Müller recuerda detalles, colores, sabores, emociones y las vuelve a tejer con una prosa virtuosa que se acomoda perfectamente a los momentos hilarantes (que los hay) como a las enormes tragedias (que también abundan). Sin embargo, aquella memoria prodigiosa encontró un editor impensado: “Yo había terminado el libro y se lo mandé a mi hermano. Diez días después, apareció con una impresión del texto anotada, subrayada, comentada. Usaba decenas de signos de admiración o de pregunta, me decía que estaba loca, borracha y chiflada”, recuerda la escritora y se ríe con ganas. El hermano, cuatro años mayor que ella, hizo tres cosas: corregir los recuerdos de Mónica, completarlos y refutarlos. Vaticinar que el libro sería un fracaso: “Nadie lo va a leer”, le aseguró. Pero, además, le entregó una carpeta enorme con las cartas que el padre de ambos había mandado desde Alemania a partir de los años ´70 tras haber regresado a su país de origen. La médica también las había recibido a decenas. Pero años atrás las había tirado a la basura. “No las soportaba”, dice.

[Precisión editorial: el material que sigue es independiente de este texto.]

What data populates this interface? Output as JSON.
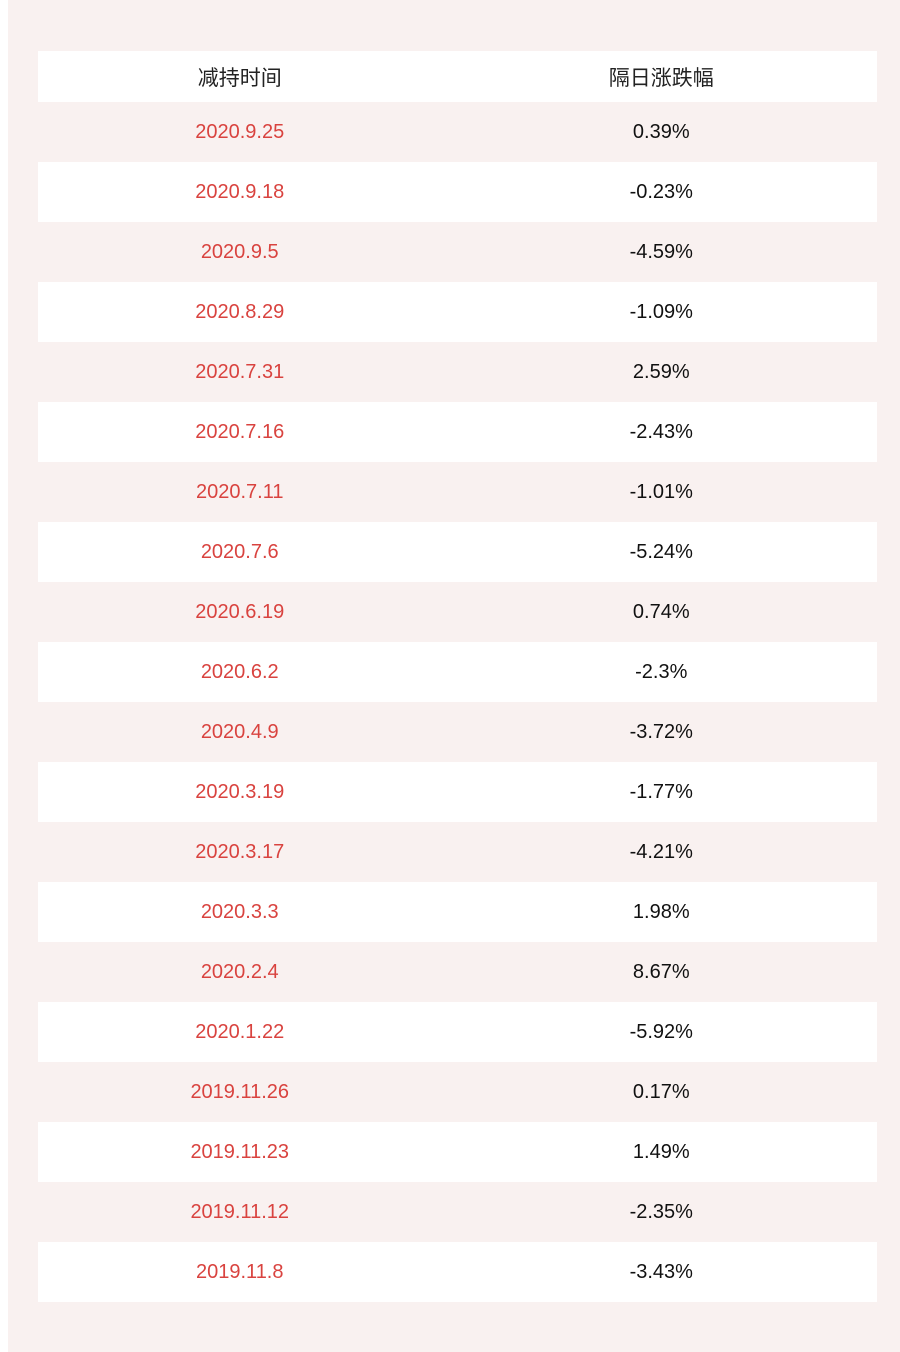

La vuelta a su Alemania natal generó una metamorfosis tremenda en el padre adorado. Müller lo visitó dos veces allá y la experiencia fue dura: “Él estaba muy xenófobo, homofóbico, horrible, muy de derecha, antijudio, espantoso”, dice. La transformación había comenzado antes. O tal vez siempre fue eso. La duda la atraviesa. “Esa mutación a mi me impresionó muchísimo. Creo que se debe al contacto con su cultura, obviamente, pero había un germen en él. No te transformás en racista si no sos así. Eso está adentro. Y acá se habia solapado con tantas otras cosas. Y creo que mi mirada lo había transformado en otra persona”, razona ahora.
El libro comienza con la muerte de Karl. Dos cartas en alemán llegadas en un mes de marzo informan los detalles: el cuadro de diabetes se agravó, la tuberculosis anidada durante toda la vida había hecho su parte. La noticia despertó sensaciones encontradas en la hija y desencadenó un descubrimiento sin retorno. Hace frío en Buenos Aires pero en el ático vidriado y blanco en el que Mónica Müller atiende a sus pacientes no se nota. Ella heredó de su padre la tuberculosis que permanece agazapada en su organismo. No la inquieta esa presencia. A ella, la desvelan otras herencias que puede estar arrastrando. Y así lo declara en el libro: “Reuní las piezas sueltas del pasado para contar la historia verdadera. Buscaba que el estigma se agotara en mi y no tiñera como una gota de tinta en el agua generaciones abajo a mis descendientes, pero mi primera intención era mirar hacia atrás para poder seguir hacia adelante”.